"The maid of India blest again to hold
In her full lap the Champac's leaves of gold," &c.

[O] The perfumes from the island of Rhodes,—to which the roses that still bloom there gave the ancient name,—are wafted for miles over the surrounding seas.

[P] The Psyche of Naples, the most intellectual and (so to speak) the most Christian of all the dreams of beauty which Grecian art has embodied in the marble.

[Q] Every one knows, through the version of Mrs. Tighe, the lovely allegory of Eros and Psyche, which Apuleius—the neglected original, to whom all later romance writers are unconsciously indebted—has bequeathed to the delight of poets and the recognition of Christians.

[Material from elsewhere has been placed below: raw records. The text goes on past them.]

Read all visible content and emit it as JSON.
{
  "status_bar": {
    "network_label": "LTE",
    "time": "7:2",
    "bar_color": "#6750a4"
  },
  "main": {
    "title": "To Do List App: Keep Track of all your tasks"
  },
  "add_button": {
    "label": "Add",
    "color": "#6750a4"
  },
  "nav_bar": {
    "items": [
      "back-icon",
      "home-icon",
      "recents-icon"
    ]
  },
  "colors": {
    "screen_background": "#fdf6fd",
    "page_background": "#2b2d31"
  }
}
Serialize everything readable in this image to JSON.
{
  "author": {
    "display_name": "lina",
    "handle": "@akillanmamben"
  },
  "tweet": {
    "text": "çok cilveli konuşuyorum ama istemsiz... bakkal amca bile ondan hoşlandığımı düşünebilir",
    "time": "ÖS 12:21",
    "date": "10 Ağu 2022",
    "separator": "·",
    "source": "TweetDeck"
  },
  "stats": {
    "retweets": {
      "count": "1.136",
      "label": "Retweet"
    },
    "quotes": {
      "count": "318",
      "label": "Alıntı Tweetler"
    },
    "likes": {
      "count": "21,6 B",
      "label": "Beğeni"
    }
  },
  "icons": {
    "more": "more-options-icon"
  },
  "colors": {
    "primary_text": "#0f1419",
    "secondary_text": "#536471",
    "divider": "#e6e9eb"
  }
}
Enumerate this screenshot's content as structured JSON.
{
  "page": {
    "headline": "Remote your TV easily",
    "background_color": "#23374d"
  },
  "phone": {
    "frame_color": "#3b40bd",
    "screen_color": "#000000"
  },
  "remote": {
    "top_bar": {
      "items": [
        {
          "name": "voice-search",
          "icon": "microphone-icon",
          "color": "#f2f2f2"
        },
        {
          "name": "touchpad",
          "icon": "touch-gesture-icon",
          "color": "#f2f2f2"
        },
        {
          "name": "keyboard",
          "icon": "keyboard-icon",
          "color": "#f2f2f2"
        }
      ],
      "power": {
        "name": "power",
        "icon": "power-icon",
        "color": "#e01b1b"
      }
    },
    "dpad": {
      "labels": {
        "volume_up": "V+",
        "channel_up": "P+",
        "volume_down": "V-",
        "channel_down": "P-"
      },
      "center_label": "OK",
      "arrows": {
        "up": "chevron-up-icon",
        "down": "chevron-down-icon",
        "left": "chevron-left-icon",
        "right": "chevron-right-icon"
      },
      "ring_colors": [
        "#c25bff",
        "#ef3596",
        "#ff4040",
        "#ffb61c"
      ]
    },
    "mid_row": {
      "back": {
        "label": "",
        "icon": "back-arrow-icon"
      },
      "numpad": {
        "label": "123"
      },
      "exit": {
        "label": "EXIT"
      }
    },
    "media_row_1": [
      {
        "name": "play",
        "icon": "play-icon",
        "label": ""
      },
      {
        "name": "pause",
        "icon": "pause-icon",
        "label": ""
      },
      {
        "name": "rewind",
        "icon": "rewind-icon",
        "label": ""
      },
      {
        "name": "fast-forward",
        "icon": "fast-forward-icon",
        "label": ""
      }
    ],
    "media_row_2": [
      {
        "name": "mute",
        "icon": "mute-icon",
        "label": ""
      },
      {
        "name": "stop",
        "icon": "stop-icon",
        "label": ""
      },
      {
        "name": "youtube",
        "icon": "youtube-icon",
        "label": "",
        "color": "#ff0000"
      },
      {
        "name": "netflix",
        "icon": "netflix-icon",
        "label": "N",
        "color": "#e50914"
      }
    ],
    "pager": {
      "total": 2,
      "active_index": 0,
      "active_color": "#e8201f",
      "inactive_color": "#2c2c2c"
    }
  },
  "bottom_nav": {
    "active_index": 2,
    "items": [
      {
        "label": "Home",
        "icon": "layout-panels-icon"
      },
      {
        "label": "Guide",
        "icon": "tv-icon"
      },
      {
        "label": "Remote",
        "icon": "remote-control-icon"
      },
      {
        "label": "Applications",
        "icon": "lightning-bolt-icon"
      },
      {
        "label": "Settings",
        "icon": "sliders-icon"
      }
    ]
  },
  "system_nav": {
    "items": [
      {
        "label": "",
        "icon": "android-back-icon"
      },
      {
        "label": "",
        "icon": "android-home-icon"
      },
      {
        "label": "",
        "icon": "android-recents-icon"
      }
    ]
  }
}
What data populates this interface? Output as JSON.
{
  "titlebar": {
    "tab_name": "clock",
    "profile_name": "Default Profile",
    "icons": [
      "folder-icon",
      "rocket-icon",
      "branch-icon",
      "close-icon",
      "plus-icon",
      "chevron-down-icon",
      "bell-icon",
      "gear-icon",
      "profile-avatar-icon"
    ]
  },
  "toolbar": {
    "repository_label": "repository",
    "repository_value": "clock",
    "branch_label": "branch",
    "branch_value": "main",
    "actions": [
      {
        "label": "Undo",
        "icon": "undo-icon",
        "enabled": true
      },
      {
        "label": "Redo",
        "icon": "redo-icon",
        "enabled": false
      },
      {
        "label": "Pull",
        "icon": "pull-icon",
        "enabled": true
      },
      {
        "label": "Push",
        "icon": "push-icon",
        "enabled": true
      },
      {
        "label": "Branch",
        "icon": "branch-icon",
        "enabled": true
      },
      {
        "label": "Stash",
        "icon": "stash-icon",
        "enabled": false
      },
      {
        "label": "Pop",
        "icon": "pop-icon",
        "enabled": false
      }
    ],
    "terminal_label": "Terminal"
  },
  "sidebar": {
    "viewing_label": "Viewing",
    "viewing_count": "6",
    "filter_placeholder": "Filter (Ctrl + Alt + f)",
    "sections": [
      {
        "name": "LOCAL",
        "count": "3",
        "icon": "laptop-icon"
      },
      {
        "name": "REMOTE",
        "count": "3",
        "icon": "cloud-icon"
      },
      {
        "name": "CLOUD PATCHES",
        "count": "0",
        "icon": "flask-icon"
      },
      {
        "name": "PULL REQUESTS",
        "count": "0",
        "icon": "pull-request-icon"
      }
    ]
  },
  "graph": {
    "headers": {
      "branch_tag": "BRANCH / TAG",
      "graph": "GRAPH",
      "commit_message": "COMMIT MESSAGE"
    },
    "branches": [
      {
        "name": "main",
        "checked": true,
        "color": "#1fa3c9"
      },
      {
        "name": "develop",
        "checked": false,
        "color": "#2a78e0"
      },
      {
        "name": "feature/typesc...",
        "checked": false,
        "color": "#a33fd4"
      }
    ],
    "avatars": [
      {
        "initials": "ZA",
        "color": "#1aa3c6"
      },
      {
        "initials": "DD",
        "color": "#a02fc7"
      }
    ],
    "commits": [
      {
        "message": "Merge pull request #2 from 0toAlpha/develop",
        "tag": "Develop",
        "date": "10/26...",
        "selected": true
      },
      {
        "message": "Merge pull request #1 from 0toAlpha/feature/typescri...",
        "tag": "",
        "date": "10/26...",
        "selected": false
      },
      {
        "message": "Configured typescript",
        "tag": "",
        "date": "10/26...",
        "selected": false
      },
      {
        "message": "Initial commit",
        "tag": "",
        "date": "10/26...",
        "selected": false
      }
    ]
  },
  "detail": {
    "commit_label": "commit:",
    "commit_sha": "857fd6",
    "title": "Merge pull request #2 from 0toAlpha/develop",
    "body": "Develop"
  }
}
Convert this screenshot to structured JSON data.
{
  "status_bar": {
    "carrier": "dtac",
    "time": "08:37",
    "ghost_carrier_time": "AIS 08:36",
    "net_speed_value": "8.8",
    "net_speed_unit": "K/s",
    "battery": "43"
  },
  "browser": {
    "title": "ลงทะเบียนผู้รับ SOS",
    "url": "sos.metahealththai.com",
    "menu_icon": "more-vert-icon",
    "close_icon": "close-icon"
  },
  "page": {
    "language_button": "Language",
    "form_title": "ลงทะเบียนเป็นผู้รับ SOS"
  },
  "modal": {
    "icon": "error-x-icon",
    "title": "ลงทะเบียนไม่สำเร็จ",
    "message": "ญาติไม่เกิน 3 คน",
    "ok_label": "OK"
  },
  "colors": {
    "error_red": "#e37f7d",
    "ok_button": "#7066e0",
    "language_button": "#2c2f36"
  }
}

[R] The reader will bear in mind these lines, important to the clearness of the story; and remember that Calantha bore a different name from her half-brother—that her mother's unnatural prejudice or pride of race had forbidden her ever to mention that brother's name; and that, therefore, her relationship to Morvale, until he sought her out, was wholly unknown to all: the reader will remember, also, that during Calantha's subsequent residence in Morvale's house, she lived as woman lives in the East, and was consequently never seen by her brother's guests.

[S] "At best it babies us."—Young.

[T] "For, oh! he stood before me as my youth."—Coleridge's Wallenstein.

[U] The beautiful story of Aimée—the delight of all children—is in the collection entitled "The Temple of the Fairies."

[V] According to the exploded hypothesis of Voltaire, that the Gipsies are a Syrian tribe, the remains of the long scattered fraternity of Isis.

[W] Whoever is well acquainted with the heathen learning must often have been deeply impressed with the mournful character of the mythological Elysium. Even the few admitted to the groves of asphodel, unpurified by death, retain the passions and pine with the griefs of life; they envy the mortal whom the poet brings to their moody immortality; and, amidst the disdained repose, sigh for the struggle and the storm.